Cornell Cooperative Extension and the East Hampton Fisheries Committee are looking for money to study how much the fishing industry contributes to the local economy.
The research would be conducted by John Scotti and Emerson Hasbrouck, educators at Cornell Cooperative Extension. It would focus on the social, historic and economic impacts of the industry, as well as its future, and cost an estimated $100,000. The study would involve reaching out to businesses like hardware stores that sell equipment used in commercial fishing, as well as studying how and where fishing takes place.
Brad Loewen, who chairs the East Hampton Town Fisheries Committee, Mr. Hasbrouck and Mr. Scotti discussed the proposed study at a Southampton Town Board work session on Thursday, November 10. Mr. Hasbrouck said the study could also be used by East End towns to apply for grants to rebuild docks or roads related to the industry.

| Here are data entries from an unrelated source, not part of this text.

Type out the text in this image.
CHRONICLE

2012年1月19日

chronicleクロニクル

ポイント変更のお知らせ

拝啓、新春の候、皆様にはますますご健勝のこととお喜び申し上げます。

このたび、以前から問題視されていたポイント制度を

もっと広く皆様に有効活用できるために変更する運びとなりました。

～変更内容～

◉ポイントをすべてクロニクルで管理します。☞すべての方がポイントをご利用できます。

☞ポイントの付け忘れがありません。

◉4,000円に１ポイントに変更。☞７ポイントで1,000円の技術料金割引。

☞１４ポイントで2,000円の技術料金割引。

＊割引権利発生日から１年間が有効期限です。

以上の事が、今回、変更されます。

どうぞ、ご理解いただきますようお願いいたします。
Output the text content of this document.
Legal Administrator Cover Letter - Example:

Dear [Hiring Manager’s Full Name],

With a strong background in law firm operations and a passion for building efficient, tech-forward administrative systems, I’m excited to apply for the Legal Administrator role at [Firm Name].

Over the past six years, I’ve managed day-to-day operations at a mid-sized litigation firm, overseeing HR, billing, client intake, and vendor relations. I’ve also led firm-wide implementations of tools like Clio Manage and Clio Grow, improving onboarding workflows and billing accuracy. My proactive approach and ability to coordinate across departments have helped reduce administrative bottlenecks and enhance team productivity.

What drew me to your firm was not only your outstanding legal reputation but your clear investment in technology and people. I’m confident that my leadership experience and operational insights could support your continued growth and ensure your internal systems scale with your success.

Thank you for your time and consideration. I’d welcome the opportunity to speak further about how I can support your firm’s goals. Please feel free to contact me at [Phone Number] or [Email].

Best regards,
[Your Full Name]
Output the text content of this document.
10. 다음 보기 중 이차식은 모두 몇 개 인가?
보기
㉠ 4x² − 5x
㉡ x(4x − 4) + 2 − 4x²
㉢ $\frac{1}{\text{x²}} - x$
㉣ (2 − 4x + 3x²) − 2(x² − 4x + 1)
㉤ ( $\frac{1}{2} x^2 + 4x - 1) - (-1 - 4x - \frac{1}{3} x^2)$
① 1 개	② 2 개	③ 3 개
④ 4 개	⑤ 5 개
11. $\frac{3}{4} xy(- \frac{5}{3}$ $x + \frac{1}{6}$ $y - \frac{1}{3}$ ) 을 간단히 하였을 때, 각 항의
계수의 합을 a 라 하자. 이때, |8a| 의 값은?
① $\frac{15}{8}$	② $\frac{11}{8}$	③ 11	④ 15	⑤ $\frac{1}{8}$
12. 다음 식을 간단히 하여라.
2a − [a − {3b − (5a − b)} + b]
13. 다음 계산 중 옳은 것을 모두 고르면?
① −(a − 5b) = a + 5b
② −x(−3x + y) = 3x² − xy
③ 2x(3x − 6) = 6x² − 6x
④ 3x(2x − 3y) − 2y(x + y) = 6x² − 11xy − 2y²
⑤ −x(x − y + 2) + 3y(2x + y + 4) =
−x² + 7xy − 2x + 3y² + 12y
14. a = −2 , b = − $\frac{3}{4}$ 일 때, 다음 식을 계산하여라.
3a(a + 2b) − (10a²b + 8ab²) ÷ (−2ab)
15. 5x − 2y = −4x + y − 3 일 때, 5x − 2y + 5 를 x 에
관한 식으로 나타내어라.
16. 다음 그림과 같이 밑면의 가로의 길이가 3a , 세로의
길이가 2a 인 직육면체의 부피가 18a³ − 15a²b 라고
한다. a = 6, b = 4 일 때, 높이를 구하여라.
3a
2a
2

Since Hampton Bays is considered the second largest fishing port in New York after Montauk, Mr. Loewen said, developing a study of the fishing industry should be a high priority in Southampton Town. He added that such a study has never been completed for the East End, making it difficult for commercial fishermen, charter and party boat captains and aquaculture farmers to fight against government restrictions.
“Even us, we don’t really know the extent of our industry,” Mr. Loewen said. “We need to have more information … then we can prove our value. We can take this document to Albany when [state officials] are doing legislation concerning fisheries and actually show them something. If they don’t have something made by people with credentials, it becomes nothing. It becomes hearsay.”

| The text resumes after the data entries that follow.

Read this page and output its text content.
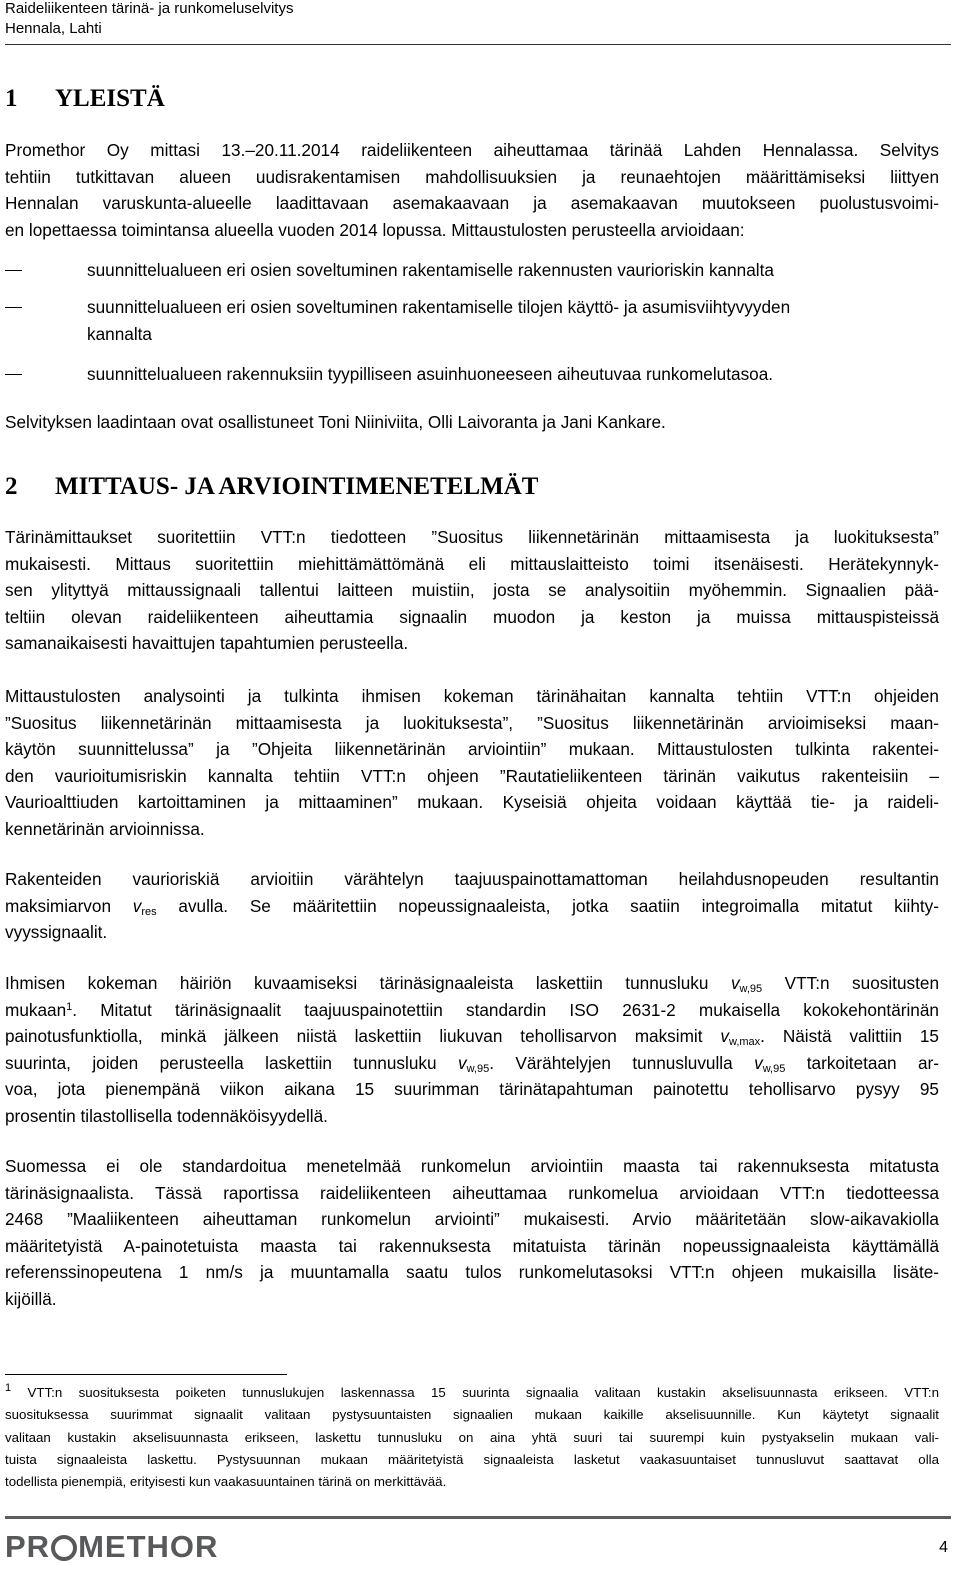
Raideliikenteen tärinä- ja runkomeluselvitys
Hennala, Lahti
1 YLEISTÄ
Promethor Oy mittasi 13.–20.11.2014 raideliikenteen aiheuttamaa tärinää Lahden Hennalassa. Selvitys
tehtiin tutkittavan alueen uudisrakentamisen mahdollisuuksien ja reunaehtojen määrittämiseksi liittyen
Hennalan varuskunta-alueelle laadittavaan asemakaavaan ja asemakaavan muutokseen puolustusvoimi-
en lopettaessa toimintansa alueella vuoden 2014 lopussa. Mittaustulosten perusteella arvioidaan:
suunnittelualueen eri osien soveltuminen rakentamiselle rakennusten vaurioriskin kannalta
suunnittelualueen eri osien soveltuminen rakentamiselle tilojen käyttö- ja asumisviihtyvyyden
kannalta
suunnittelualueen rakennuksiin tyypilliseen asuinhuoneeseen aiheutuvaa runkomelutasoa.
Selvityksen laadintaan ovat osallistuneet Toni Niiniviita, Olli Laivoranta ja Jani Kankare.
2 MITTAUS- JA ARVIOINTIMENETELMÄT
Tärinämittaukset suoritettiin VTT:n tiedotteen ”Suositus liikennetärinän mittaamisesta ja luokituksesta”
mukaisesti. Mittaus suoritettiin miehittämättömänä eli mittauslaitteisto toimi itsenäisesti. Herätekynnyk-
sen ylityttyä mittaussignaali tallentui laitteen muistiin, josta se analysoitiin myöhemmin. Signaalien pää-
teltiin olevan raideliikenteen aiheuttamia signaalin muodon ja keston ja muissa mittauspisteissä
samanaikaisesti havaittujen tapahtumien perusteella.
Mittaustulosten analysointi ja tulkinta ihmisen kokeman tärinähaitan kannalta tehtiin VTT:n ohjeiden
”Suositus liikennetärinän mittaamisesta ja luokituksesta”, ”Suositus liikennetärinän arvioimiseksi maan-
käytön suunnittelussa” ja ”Ohjeita liikennetärinän arviointiin” mukaan. Mittaustulosten tulkinta rakentei-
den vaurioitumisriskin kannalta tehtiin VTT:n ohjeen ”Rautatieliikenteen tärinän vaikutus rakenteisiin –
Vaurioalttiuden kartoittaminen ja mittaaminen” mukaan. Kyseisiä ohjeita voidaan käyttää tie- ja raideli-
kennetärinän arvioinnissa.
Rakenteiden vaurioriskiä arvioitiin värähtelyn taajuuspainottamattoman heilahdusnopeuden resultantin
maksimiarvon $v_{res}$ avulla. Se määritettiin nopeussignaaleista, jotka saatiin integroimalla mitatut kiihty-
vyyssignaalit.
Ihmisen kokeman häiriön kuvaamiseksi tärinäsignaaleista laskettiin tunnusluku $v_{w,95}$ VTT:n suositusten
mukaan$^1$. Mitatut tärinäsignaalit taajuuspainotettiin standardin ISO 2631-2 mukaisella kokokehontärinän
painotusfunktiolla, minkä jälkeen niistä laskettiin liukuvan tehollisarvon maksimit $v_{w,max}$. Näistä valittiin 15
suurinta, joiden perusteella laskettiin tunnusluku $v_{w,95}$. Värähtelyjen tunnusluvulla $v_{w,95}$ tarkoitetaan ar-
voa, jota pienempänä viikon aikana 15 suurimman tärinätapahtuman painotettu tehollisarvo pysyy 95
prosentin tilastollisella todennäköisyydellä.
Suomessa ei ole standardoitua menetelmää runkomelun arviointiin maasta tai rakennuksesta mitatusta
tärinäsignaalista. Tässä raportissa raideliikenteen aiheuttamaa runkomelua arvioidaan VTT:n tiedotteessa
2468 ”Maaliikenteen aiheuttaman runkomelun arviointi” mukaisesti. Arvio määritetään slow-aikavakiolla
määritetyistä A-painotetuista maasta tai rakennuksesta mitatuista tärinän nopeussignaaleista käyttämällä
referenssinopeutena 1 nm/s ja muuntamalla saatu tulos runkomelutasoksi VTT:n ohjeen mukaisilla lisäte-
kijöillä.
$^1$ VTT:n suosituksesta poiketen tunnuslukujen laskennassa 15 suurinta signaalia valitaan kustakin akselisuunnasta erikseen. VTT:n
suosituksessa suurimmat signaalit valitaan pystysuuntaisten signaalien mukaan kaikille akselisuunnille. Kun käytetyt signaalit
valitaan kustakin akselisuunnasta erikseen, laskettu tunnusluku on aina yhtä suuri tai suurempi kuin pystyakselin mukaan vali-
tuista signaaleista laskettu. Pystysuunnan mukaan määritetyistä signaaleista lasketut vaakasuuntaiset tunnusluvut saattavat olla
todellista pienempiä, erityisesti kun vaakasuuntainen tärinä on merkittävää.
PR METHOR	4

Mr. Loewen said the Fisheries Committee, established in 2006, advises East Hampton Town officials about issues that affect the fishing industry. The committee also lobbies against fishing regulations and moratoriums—all with a $10,000 yearly budget from the town. Since the fishing industry extends beyond East Hampton, the committee is now working to reach out to all of the five East End towns for funding to develop the broad study.
“There’s a 100-percent return that goes into the local economy from the fishing industry,” Mr. Hasbrouck said. “And there’s a lot of activity in the fishing industry that takes place this time of the year. When the tourists aren’t here, there’s money being generated.”
The estimated cost, $100,000, was the cost of a similar study done by Cornell in Rhode Island. Members of the Southampton Town Board suggested that the cost was too high, although they said they would want to help pay in some way.
“There’s a consensus of the board that we all want to do something to help,” Councilwoman Christine Scalera said at the work session.
“I think the board is willing to do something here, we just don’t know what that is,” Supervisor Jay Schneiderman added, noting that it would be helpful to see how many of the five East End towns will participate and how much each one’s share would be.
The committee was asked to return to the board with a specific funding request after speaking with officials of the other towns.